Deep neural networks are parameterised by weights that encode feature representations, whose performance is dictated through generalisation by using large-scale feature-rich datasets. The lack of large-scale labelled 3D medical imaging datasets restrict constructing such generalised networks. In this work, a novel 3D segmentation network, Fabric Image Representation Networks (FIRENet), is proposed to extract and encode generalisable feature representations from multiple medical image datasets in a large-scale manner. FIRENet learns image specific feature representations by way of 3D fabric network architecture that contains exponential number of sub-architectures to handle various protocols and coverage of anatomical regions and structures. The fabric network uses Atrous Spatial Pyramid Pooling (ASPP) extended to 3D to extract local and image-level features at a fine selection of scales.

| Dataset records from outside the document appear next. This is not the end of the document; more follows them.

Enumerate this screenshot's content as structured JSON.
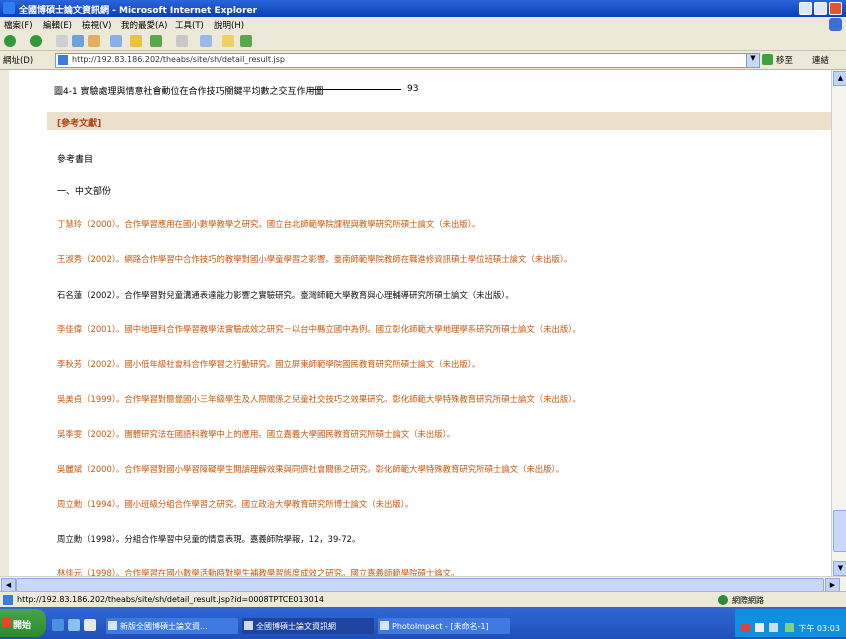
{
  "window": {
    "title": "全國博碩士論文資訊網 - Microsoft Internet Explorer"
  },
  "menu": [
    "檔案(F)",
    "編輯(E)",
    "檢視(V)",
    "我的最愛(A)",
    "工具(T)",
    "說明(H)"
  ],
  "address": {
    "label": "網址(D)",
    "url": "http://192.83.186.202/theabs/site/sh/detail_result.jsp",
    "go_label": "移至",
    "links_label": "連結"
  },
  "page": {
    "figure_caption": "圖4-1 實驗處理與情意社會動位在合作技巧關鍵平均數之交互作用圖",
    "figure_page": "93",
    "references_tab": "[參考文獻]",
    "heading": "參考書目",
    "subheading": "一、中文部份",
    "references": [
      {
        "text": "丁慧玲（2000）。合作學習應用在國小數學教學之研究。國立台北師範學院課程與教學研究所碩士論文（未出版）。",
        "color": "orange"
      },
      {
        "text": "王淑秀（2002）。網路合作學習中合作技巧的教學對國小學童學習之影響。臺南師範學院教師在職進修資訊碩士學位班碩士論文（未出版）。",
        "color": "orange"
      },
      {
        "text": "石名蓮（2002）。合作學習對兒童溝通表達能力影響之實驗研究。臺灣師範大學教育與心理輔導研究所碩士論文（未出版）。",
        "color": "dark"
      },
      {
        "text": "李佳偉（2001）。國中地理科合作學習教學法實驗成效之研究－以台中縣立國中為例。國立彰化師範大學地理學系研究所碩士論文（未出版）。",
        "color": "orange"
      },
      {
        "text": "李秋芳（2002）。國小低年級社會科合作學習之行動研究。國立屏東師範學院國民教育研究所碩士論文（未出版）。",
        "color": "orange"
      },
      {
        "text": "吳美貞（1999）。合作學習對聽覺國小三年級學生及人際關係之兒童社交技巧之效果研究。彰化師範大學特殊教育研究所碩士論文（未出版）。",
        "color": "orange"
      },
      {
        "text": "吳季雯（2002）。團體研究法在國語科教學中上的應用。國立嘉義大學國民教育研究所碩士論文（未出版）。",
        "color": "orange"
      },
      {
        "text": "吳麗斌（2000）。合作學習對國小學習障礙學生閱讀理解效果與同儕社會關係之研究。彰化師範大學特殊教育研究所碩士論文（未出版）。",
        "color": "orange"
      },
      {
        "text": "周立勳（1994）。國小班級分組合作學習之研究。國立政治大學教育研究所博士論文（未出版）。",
        "color": "orange"
      },
      {
        "text": "周立勳（1998）。分組合作學習中兒童的情意表現。嘉義師院學報，12，39-72。",
        "color": "dark"
      },
      {
        "text": "林佳元（1998）。合作學習在國小數學活動時對學生補教學習態度成效之研究。國立嘉義師範學院碩士論文。",
        "color": "orange"
      }
    ]
  },
  "status": {
    "url": "http://192.83.186.202/theabs/site/sh/detail_result.jsp?id=0008TPTCE013014",
    "zone": "網際網路"
  },
  "taskbar": {
    "start_label": "開始",
    "tasks": [
      "新版全國博碩士論文資...",
      "全國博碩士論文資訊網",
      "全國博碩士論文資訊網",
      "PhotoImpact - [未命名-1]"
    ],
    "clock": "下午 03:03"
  },
  "colors": {
    "orange": "#c9570c",
    "band": "#ebe0c9",
    "band_text": "#b5441a"
  }
}
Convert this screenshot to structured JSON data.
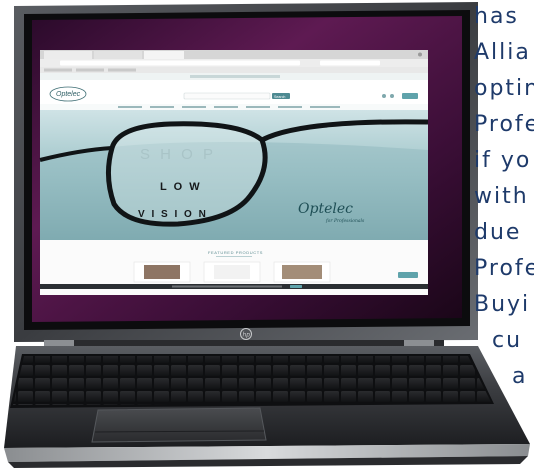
{
  "side_text": {
    "lines": [
      "has",
      "Allia",
      "optin",
      "Profe",
      "if yo",
      "with",
      "due",
      "Profe",
      "Buyi",
      "cu",
      "a"
    ]
  },
  "screen": {
    "logo": "Optelec",
    "logo_subtitle": "for Professionals",
    "hero_line_1": "S H O P",
    "hero_line_2": "L O W",
    "hero_line_3": "V I S I O N",
    "hero_brand": "Optelec",
    "hero_brand_subtitle": "for Professionals",
    "search_button": "Search",
    "section_title": "FEATURED PRODUCTS"
  },
  "laptop": {
    "brand_logo": "hp"
  }
}
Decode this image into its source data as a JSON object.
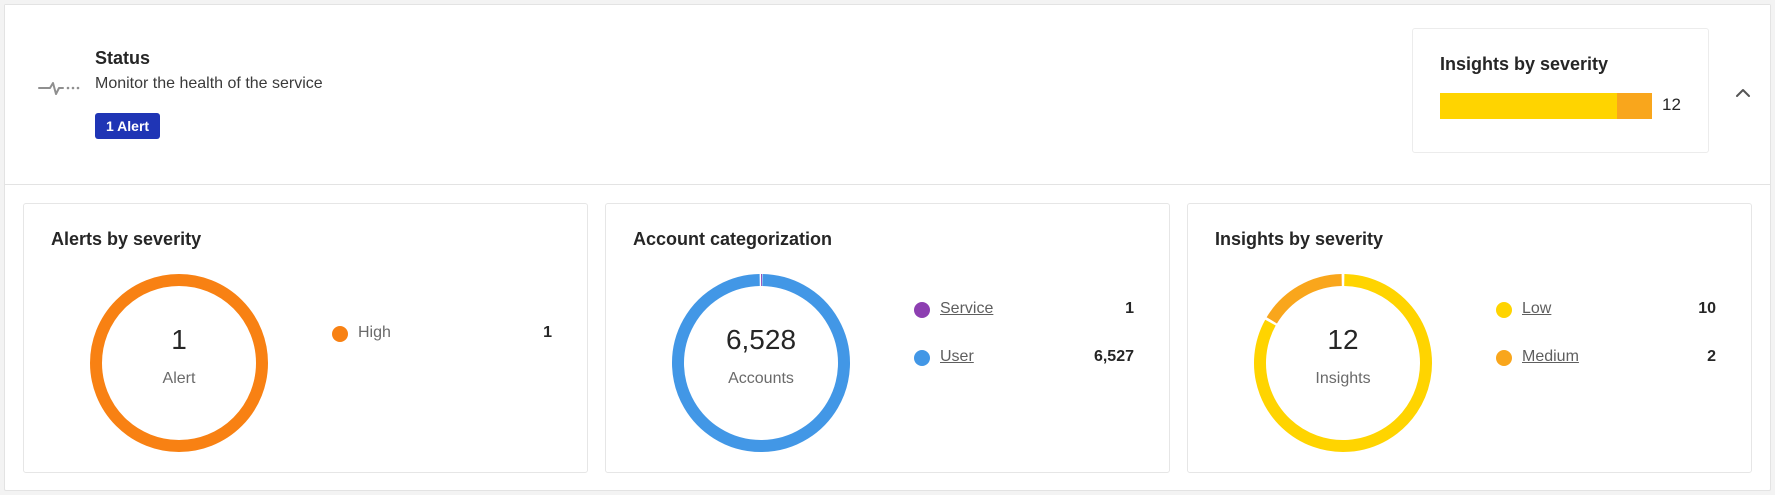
{
  "status": {
    "title": "Status",
    "subtitle": "Monitor the health of the service",
    "badge": "1 Alert",
    "icon": "activity-pulse-icon"
  },
  "header_insights": {
    "title": "Insights by severity",
    "total": "12",
    "segments": [
      {
        "name": "Low",
        "value": 10,
        "color": "#ffd400"
      },
      {
        "name": "Medium",
        "value": 2,
        "color": "#f9a61c"
      }
    ]
  },
  "collapse_icon": "chevron-up-icon",
  "cards": [
    {
      "title": "Alerts by severity",
      "center_value": "1",
      "center_label": "Alert",
      "legend": [
        {
          "label": "High",
          "value": "1",
          "color": "#f88113",
          "link": false
        }
      ]
    },
    {
      "title": "Account categorization",
      "center_value": "6,528",
      "center_label": "Accounts",
      "legend": [
        {
          "label": "Service",
          "value": "1",
          "color": "#8d3fb1",
          "link": true
        },
        {
          "label": "User",
          "value": "6,527",
          "color": "#4297e6",
          "link": true
        }
      ]
    },
    {
      "title": "Insights by severity",
      "center_value": "12",
      "center_label": "Insights",
      "legend": [
        {
          "label": "Low",
          "value": "10",
          "color": "#ffd400",
          "link": true
        },
        {
          "label": "Medium",
          "value": "2",
          "color": "#f9a61c",
          "link": true
        }
      ]
    }
  ],
  "chart_data": [
    {
      "type": "pie",
      "title": "Alerts by severity",
      "categories": [
        "High"
      ],
      "values": [
        1
      ],
      "colors": [
        "#f88113"
      ]
    },
    {
      "type": "pie",
      "title": "Account categorization",
      "categories": [
        "Service",
        "User"
      ],
      "values": [
        1,
        6527
      ],
      "colors": [
        "#8d3fb1",
        "#4297e6"
      ]
    },
    {
      "type": "pie",
      "title": "Insights by severity",
      "categories": [
        "Low",
        "Medium"
      ],
      "values": [
        10,
        2
      ],
      "colors": [
        "#ffd400",
        "#f9a61c"
      ]
    }
  ]
}
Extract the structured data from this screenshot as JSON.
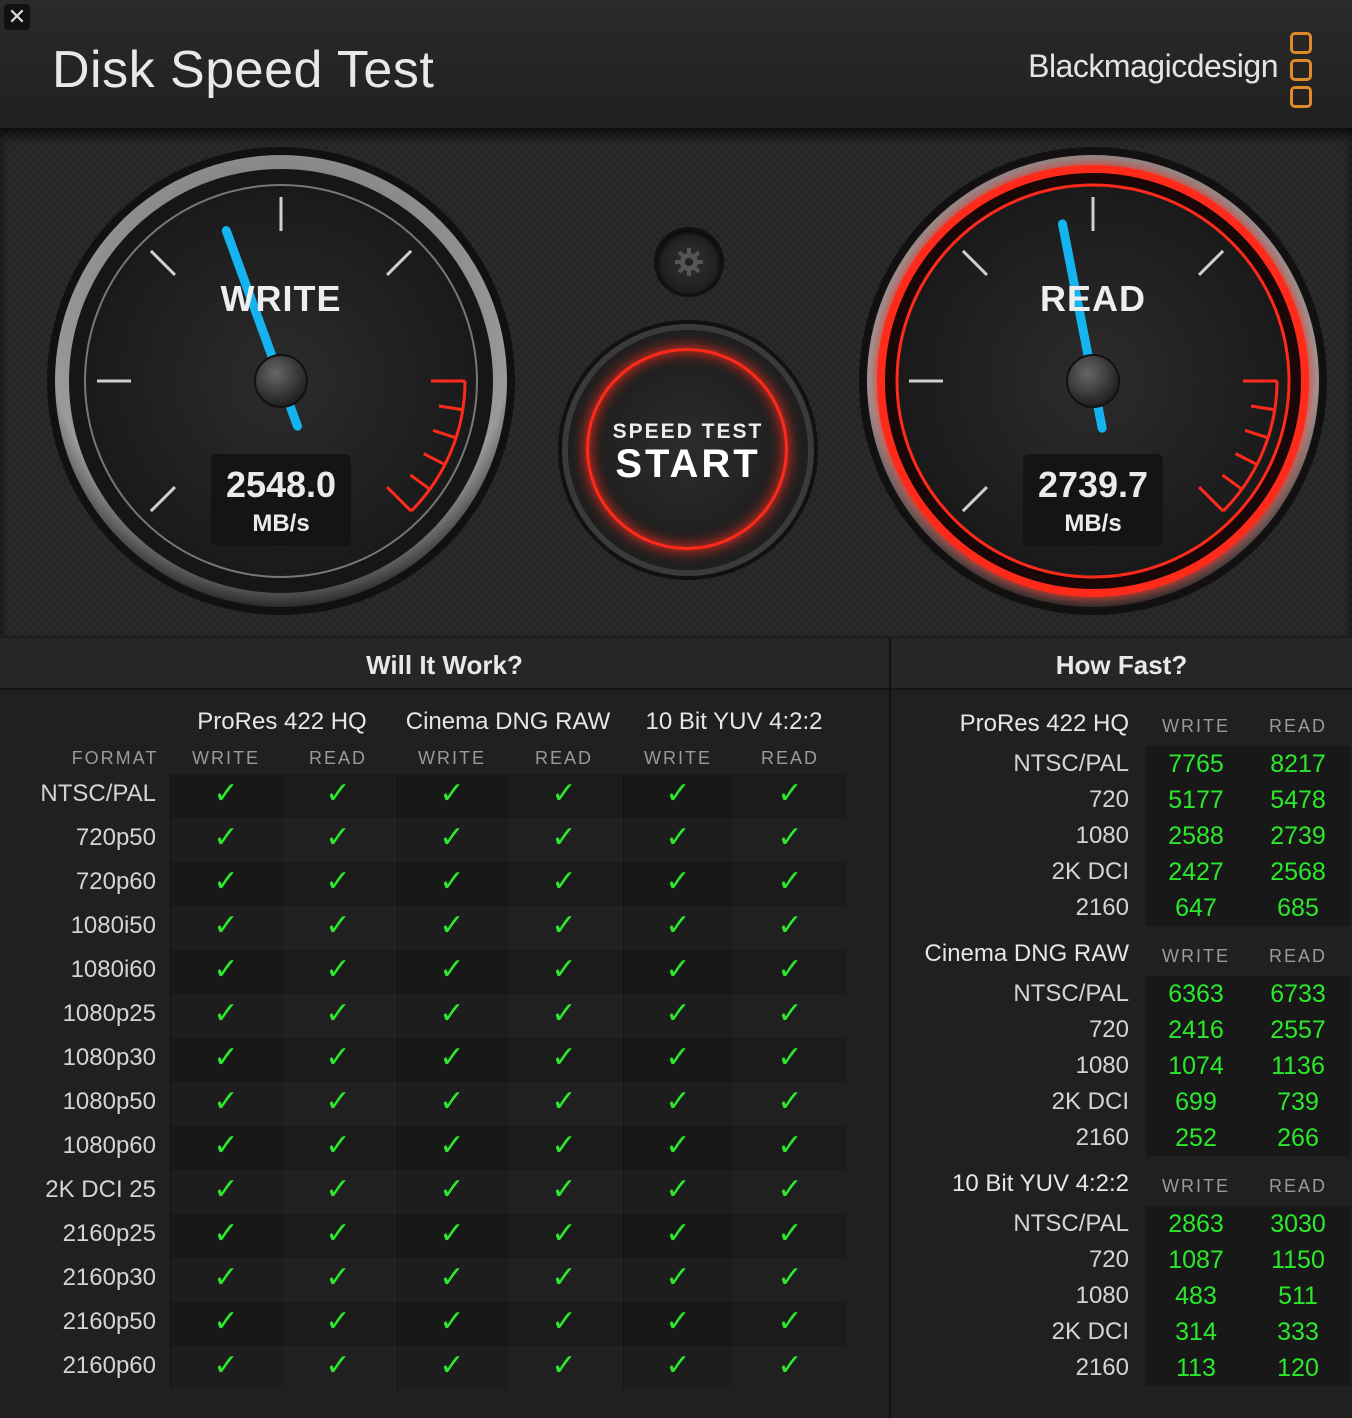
{
  "window": {
    "title": "Disk Speed Test",
    "brand": "Blackmagicdesign",
    "close_icon": "close-icon"
  },
  "gauges": {
    "write": {
      "label": "WRITE",
      "value": "2548.0",
      "unit": "MB/s",
      "needle_color": "#14b4f0"
    },
    "read": {
      "label": "READ",
      "value": "2739.7",
      "unit": "MB/s",
      "needle_color": "#14b4f0",
      "ring_color": "#ff2a1a"
    }
  },
  "start_button": {
    "sub_label": "SPEED TEST",
    "main_label": "START"
  },
  "settings_icon": "gear-icon",
  "will_it_work": {
    "title": "Will It Work?",
    "format_header": "FORMAT",
    "codecs": [
      "ProRes 422 HQ",
      "Cinema DNG RAW",
      "10 Bit YUV 4:2:2"
    ],
    "sub_headers": [
      "WRITE",
      "READ",
      "WRITE",
      "READ",
      "WRITE",
      "READ"
    ],
    "check_symbol": "✓",
    "formats": [
      "NTSC/PAL",
      "720p50",
      "720p60",
      "1080i50",
      "1080i60",
      "1080p25",
      "1080p30",
      "1080p50",
      "1080p60",
      "2K DCI 25",
      "2160p25",
      "2160p30",
      "2160p50",
      "2160p60"
    ]
  },
  "how_fast": {
    "title": "How Fast?",
    "write_header": "WRITE",
    "read_header": "READ",
    "sections": [
      {
        "name": "ProRes 422 HQ",
        "rows": [
          {
            "label": "NTSC/PAL",
            "write": "7765",
            "read": "8217"
          },
          {
            "label": "720",
            "write": "5177",
            "read": "5478"
          },
          {
            "label": "1080",
            "write": "2588",
            "read": "2739"
          },
          {
            "label": "2K DCI",
            "write": "2427",
            "read": "2568"
          },
          {
            "label": "2160",
            "write": "647",
            "read": "685"
          }
        ]
      },
      {
        "name": "Cinema DNG RAW",
        "rows": [
          {
            "label": "NTSC/PAL",
            "write": "6363",
            "read": "6733"
          },
          {
            "label": "720",
            "write": "2416",
            "read": "2557"
          },
          {
            "label": "1080",
            "write": "1074",
            "read": "1136"
          },
          {
            "label": "2K DCI",
            "write": "699",
            "read": "739"
          },
          {
            "label": "2160",
            "write": "252",
            "read": "266"
          }
        ]
      },
      {
        "name": "10 Bit YUV 4:2:2",
        "rows": [
          {
            "label": "NTSC/PAL",
            "write": "2863",
            "read": "3030"
          },
          {
            "label": "720",
            "write": "1087",
            "read": "1150"
          },
          {
            "label": "1080",
            "write": "483",
            "read": "511"
          },
          {
            "label": "2K DCI",
            "write": "314",
            "read": "333"
          },
          {
            "label": "2160",
            "write": "113",
            "read": "120"
          }
        ]
      }
    ]
  }
}
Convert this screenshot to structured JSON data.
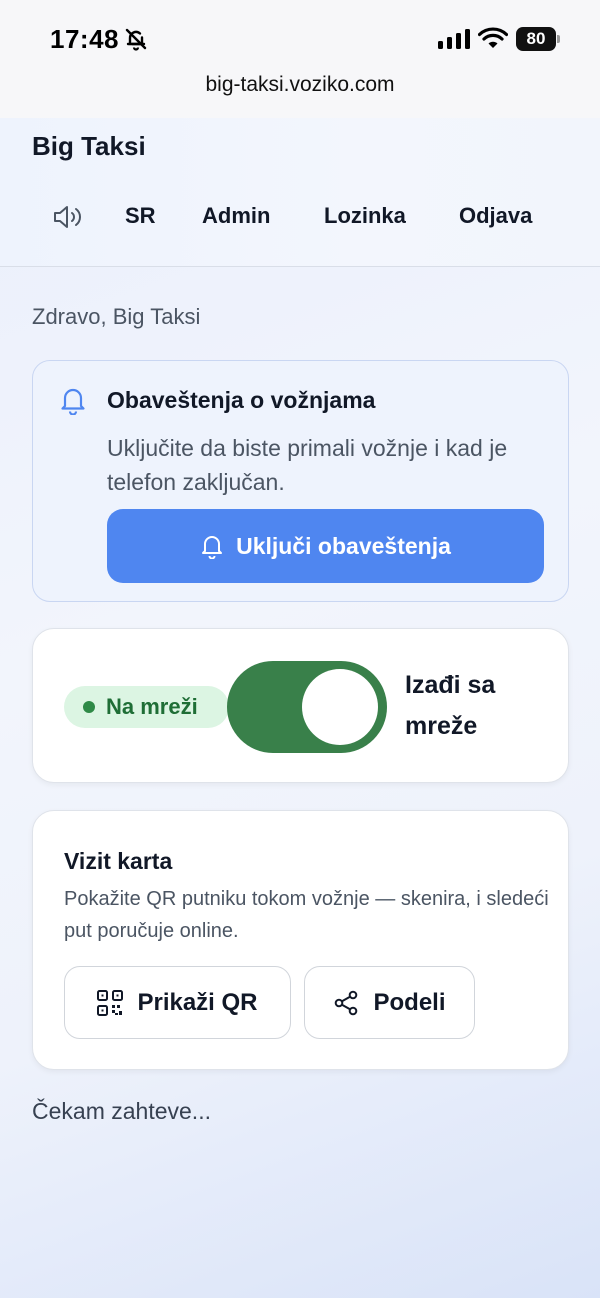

The fabric is constructed with weighted edges allowing the learnt features to dynamically adapt to the training data at an architecture level. Conditional padding modules, which are integrated into the network to reinsert voxels discarded by feature pooling, allow the network to inherently process different-size images at their original resolutions. FIRENet was trained for feature learning via automated semantic segmentation of pelvic structures and obtained a state-of-the-art median DSC score of 0.867. FIRENet was also simultaneously trained on MR (Magnatic Resonance) images acquired from 3D examinations of musculoskeletal elements in the (hip, knee, shoulder) joints and a public OAI knee dataset to perform automated segmentation of bone across anatomy. Transfer learning was used to show that the features learnt through the pelvic segmentation helped achieve improved mean DSC scores of 0.962, 0.963, 0.945 and 0.986 for automated segmentation of bone across datasets.